This was published under the 2010 to 2015 Conservative and Liberal Democrat coalition government
Major infrastructure stays on fast-track as planning quango closes.
A new democratic, fast track system for decision making on major infrastructure projects to support the UK’s return to economic growth was confirmed today (29 June 2010) by Decentralisation Minister Greg Clark.
Mr Clark confirmed that the Infrastructure Planning Commission - a quango with the power to approve major infrastructure projects - will be abolished in line with the Coalition Agreement.
New democratic system
It will be replaced with a new rapid and accountable system where ministers, not unelected commissioners, will take the decisions on new infrastructure projects critical to the country’s future economic growth.
A Major Infrastructure Planning Unit will be established in the Planning Inspectorate to continue fast-tracking major infrastructure projects like offshore windfarms and nuclear power stations. Ministers will take decisions on applications within the same statutory fast-track timeframe as the current regime.
In addition, all National Policy Statements, the government’s future infrastructure blueprints, will now be subject to ratification by Parliament. Ministers believe these critically important national documents must have the strongest possible democratic legitimacy.
Decentralisation Minister Greg Clark said:
New infrastructure is critical to the country’s return to economic growth and we believe we must have a fast track system for major projects - but it must be accountable.

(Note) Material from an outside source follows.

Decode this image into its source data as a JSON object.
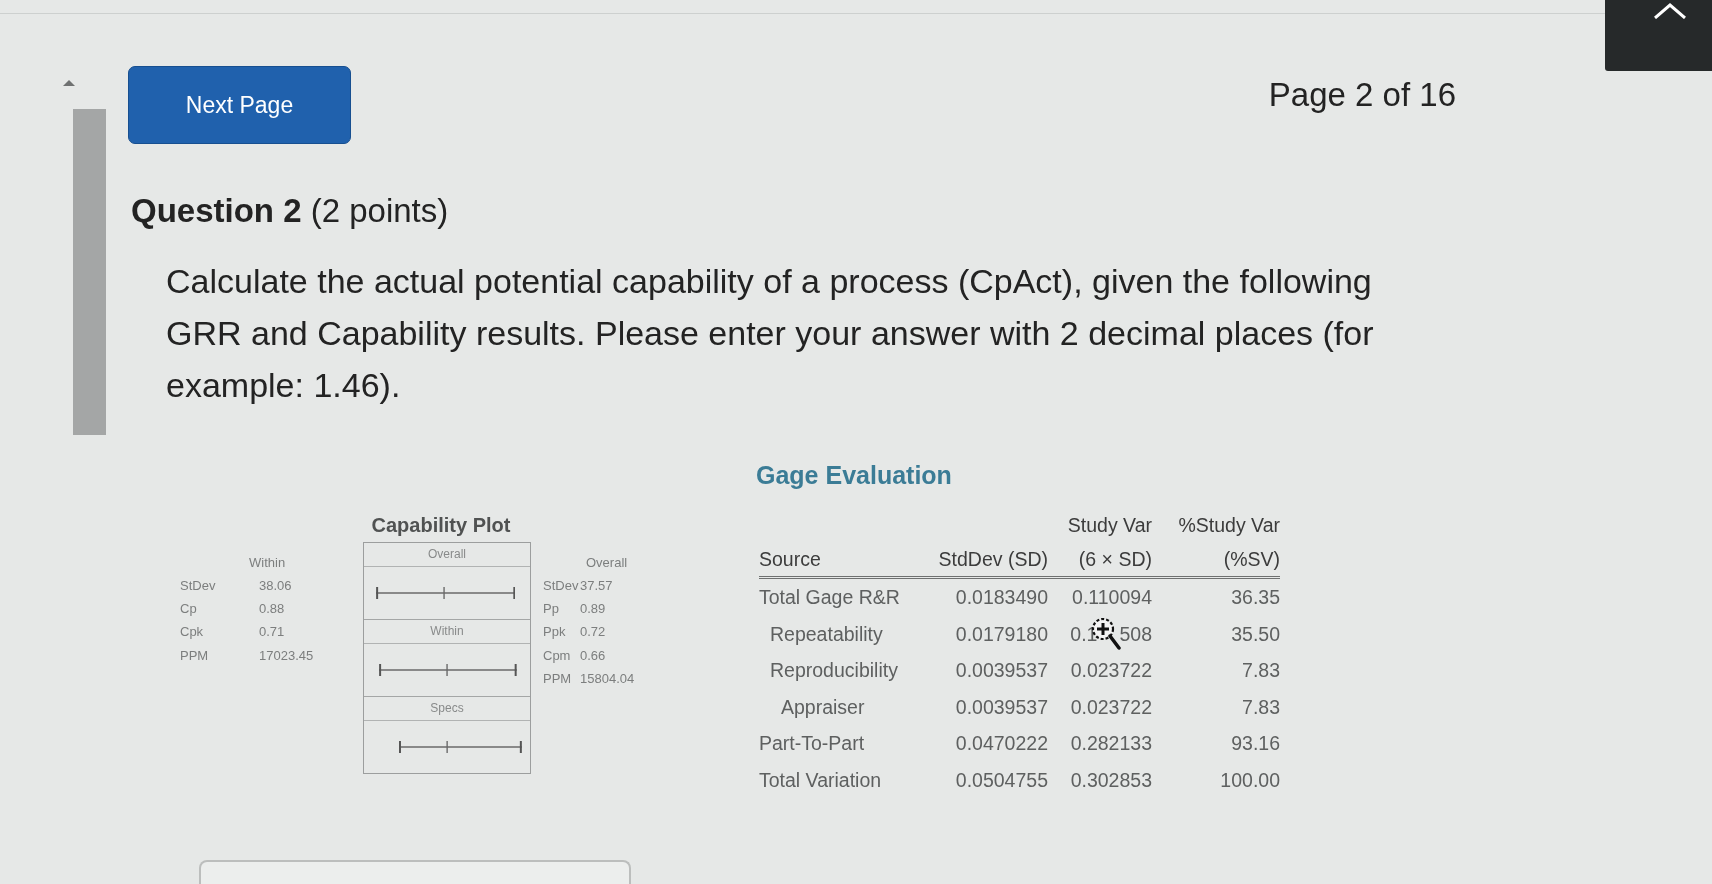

The previous system lacked any democratic legitimacy by giving decision making power away to a distant quango on issues crucial to every community in the country.
Today the coalition is remedying those deficiencies by putting in place a new fast track process where the people’s elected representatives have responsibility for the final decisions about Britain’s future instead of unelected commissioners.
Energy Minister Charles Hendry added:
A fast and efficient planning system is critical for facilitating investment in much needed new energy infrastructure. By abolishing the Infrastructure Planning Commission we will ensure that vital energy planning decisions are democratically accountable.
Matt Thomson, Head of Policy at the Royal Town Planning Institute, said:
We welcome the government’s clarification that the function of the Infrastructure Planning Commission is to be retained even if the body itself is not. It is critical that there is a specialist body with the skills and expertise to consider proposals for essential major infrastructure projects to allow decisions to be made in the national interest.
We believe that people’s confidence in the system will be strengthened by the commitment that final decisions on major infrastructure projects will be taken by the Secretary of State within a defined timeframe.
David Green, Chief Executive of the UK Business Council for Sustainable Energy said:
The UK Business Council for Sustainable Energy welcomes the government’s commitment to continuing the streamlining of the consenting process for nationally significant infrastructure projects, which needs to reflect the pressing national need for energy infrastructure and deliver certainty whilst ensuring meaningful dialogue on proposals with communities.
New primary legislation will be brought forward to close the Infrastructure Planning Commission. Until it is in place the Commission will continue to consider and determine applications as National Policy Statements are designated to ensure there is no delay in handling applications.